Prozesseröffnung gegen Folter-Daschner

Libertad! und autonome.antifa [f] 22.06.2004 11:51 Themen: Antifa Medien Repression
Einem Prozess gegen den ehemaligen Vizepräsidenten der Frankfurter Polizei, Wolfgang Daschner, wegen Androhung von Folter steht nichts mehr im Weg. Das Landgericht Frank­furt/Main gab heute die Eröffnung des Hauptverfahrens bekannt. Daschner hatte, gemeinsam mit weiteren Polizeibeamten, im Jahr 2002 einem beschuldigten Kindesentführer während eines Verhörs Folter angedroht.
Pressemitteilung:
Klageerhebung gegen ehemaligen Frankfurter Vize-Polizeipräsidenten Wolfgang Daschner
Frankfurter Initiativen kündigen Kampagne gegen Folter an

Mit einer kritischen Prozessbeobachtung, Informationsveranstaltungen und öffentlichkeitswirksamen Aktionen wollen zwei Frankfurter Gruppen der Aushöhlung grundlegender Menschenrechte entgegenzutreten. Die Autonome Antifa [f] und das Frankfurter Büro der bundesweiten Initiative Libertad! sprechen sich angesichts der zu Prozesseröffnung zu erwartenden erneuten öffentlichen Debatte nachdrücklich für das in der UN-Antifolterkonvention von 1984 festgeschriebene Verbot jedweder körperlicher und psychischer Misshandlung von Gefangenen aus.

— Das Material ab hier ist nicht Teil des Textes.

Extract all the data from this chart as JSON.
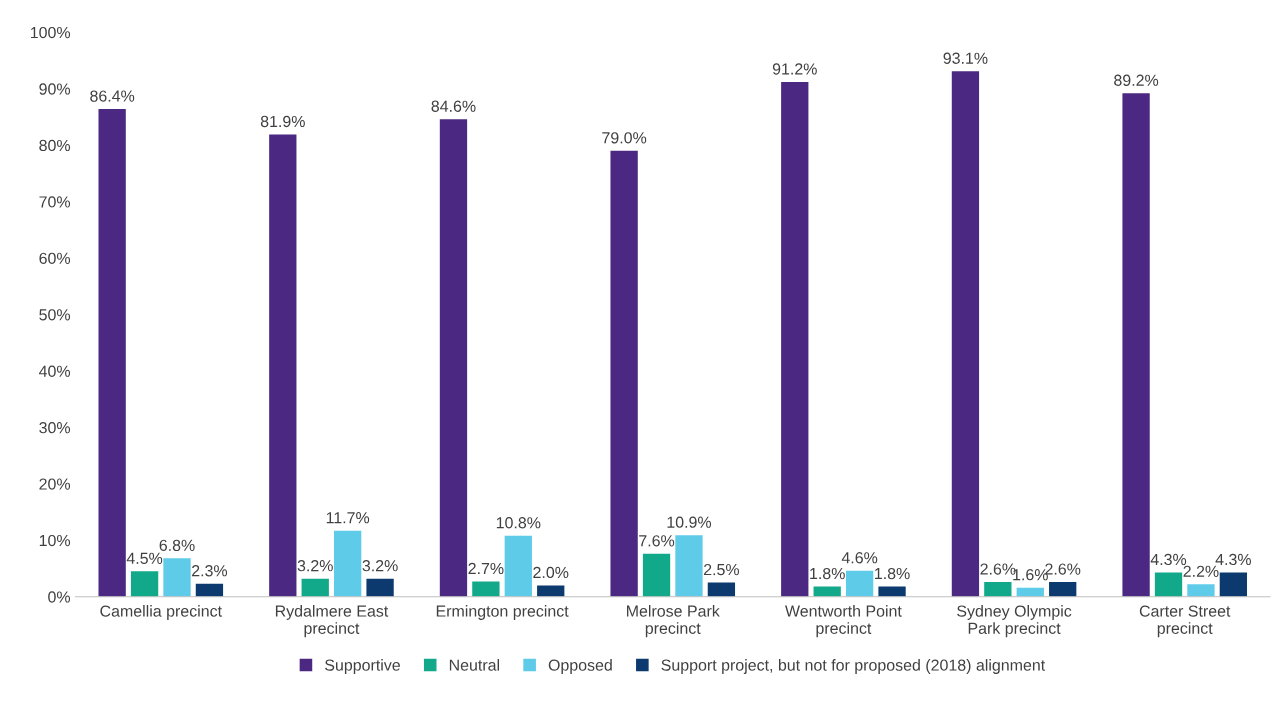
{
  "chart_data": {
    "type": "bar",
    "categories": [
      "Camellia precinct",
      "Rydalmere East\nprecinct",
      "Ermington precinct",
      "Melrose Park\nprecinct",
      "Wentworth Point\nprecinct",
      "Sydney Olympic\nPark precinct",
      "Carter Street\nprecinct"
    ],
    "series": [
      {
        "name": "Supportive",
        "color": "#4b2882",
        "values": [
          86.4,
          81.9,
          84.6,
          79.0,
          91.2,
          93.1,
          89.2
        ],
        "value_labels": [
          "86.4%",
          "81.9%",
          "84.6%",
          "79.0%",
          "91.2%",
          "93.1%",
          "89.2%"
        ]
      },
      {
        "name": "Neutral",
        "color": "#12a88a",
        "values": [
          4.5,
          3.2,
          2.7,
          7.6,
          1.8,
          2.6,
          4.3
        ],
        "value_labels": [
          "4.5%",
          "3.2%",
          "2.7%",
          "7.6%",
          "1.8%",
          "2.6%",
          "4.3%"
        ]
      },
      {
        "name": "Opposed",
        "color": "#5ecbe8",
        "values": [
          6.8,
          11.7,
          10.8,
          10.9,
          4.6,
          1.6,
          2.2
        ],
        "value_labels": [
          "6.8%",
          "11.7%",
          "10.8%",
          "10.9%",
          "4.6%",
          "1.6%",
          "2.2%"
        ]
      },
      {
        "name": "Support project, but not for proposed (2018) alignment",
        "color": "#0c3a6e",
        "values": [
          2.3,
          3.2,
          2.0,
          2.5,
          1.8,
          2.6,
          4.3
        ],
        "value_labels": [
          "2.3%",
          "3.2%",
          "2.0%",
          "2.5%",
          "1.8%",
          "2.6%",
          "4.3%"
        ]
      }
    ],
    "ylim": [
      0,
      100
    ],
    "yticks": [
      {
        "value": 0,
        "label": "0%"
      },
      {
        "value": 10,
        "label": "10%"
      },
      {
        "value": 20,
        "label": "20%"
      },
      {
        "value": 30,
        "label": "30%"
      },
      {
        "value": 40,
        "label": "40%"
      },
      {
        "value": 50,
        "label": "50%"
      },
      {
        "value": 60,
        "label": "60%"
      },
      {
        "value": 70,
        "label": "70%"
      },
      {
        "value": 80,
        "label": "80%"
      },
      {
        "value": 90,
        "label": "90%"
      },
      {
        "value": 100,
        "label": "100%"
      }
    ],
    "grid": false,
    "legend": "bottom"
  }
}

Wolfgang Daschner steht bis heute zu der von ihm begangenen Folterandrohung. Er wird nach wie vor von dem Polizeipräsidenten von Frankfurt gedeckt, der das Verhalten seines Stellvertreters zur Tatzeit „in vollem Umfang“ billigte. Auch beim hessischen Ministerpräsidenten Roland Koch fand Daschner damals „Verständnis“.

Hans-Peter Kartenberg, Sprecher der Initiative Libertad! zum Schutz politischer Gefangener, stellt eine bewusste Aufweichung des Folterverbotes im öffentlichen Diskurs fest: „Die aktuelle Debatte um die Bilder der gequälten und gedemütigten Gefangenen im Irak erweist sich angesichts der verständnisvollen Reaktionen auf Daschners Verhalten als Heuchelei. Die Legitimität von Folter wird in Europa wieder offen diskutiert.“ Dies zeige sich nicht nur in den Gesetzesinitiativen der Regierung Berlusconi, sondern stehe auch hinter den Äußerungen des Münch­ner Bundeswehr-Professors Wolff­sohn oder Innenministers Schily. „Hier spricht nicht der sprichwörtliche Stammtisch, sondern die geistigen Eliten des Landes liefern als Schreibtischtäter die intellektuellen Vorlagen für kommende Daschners”, warnt Hans-Peter Kartenberg.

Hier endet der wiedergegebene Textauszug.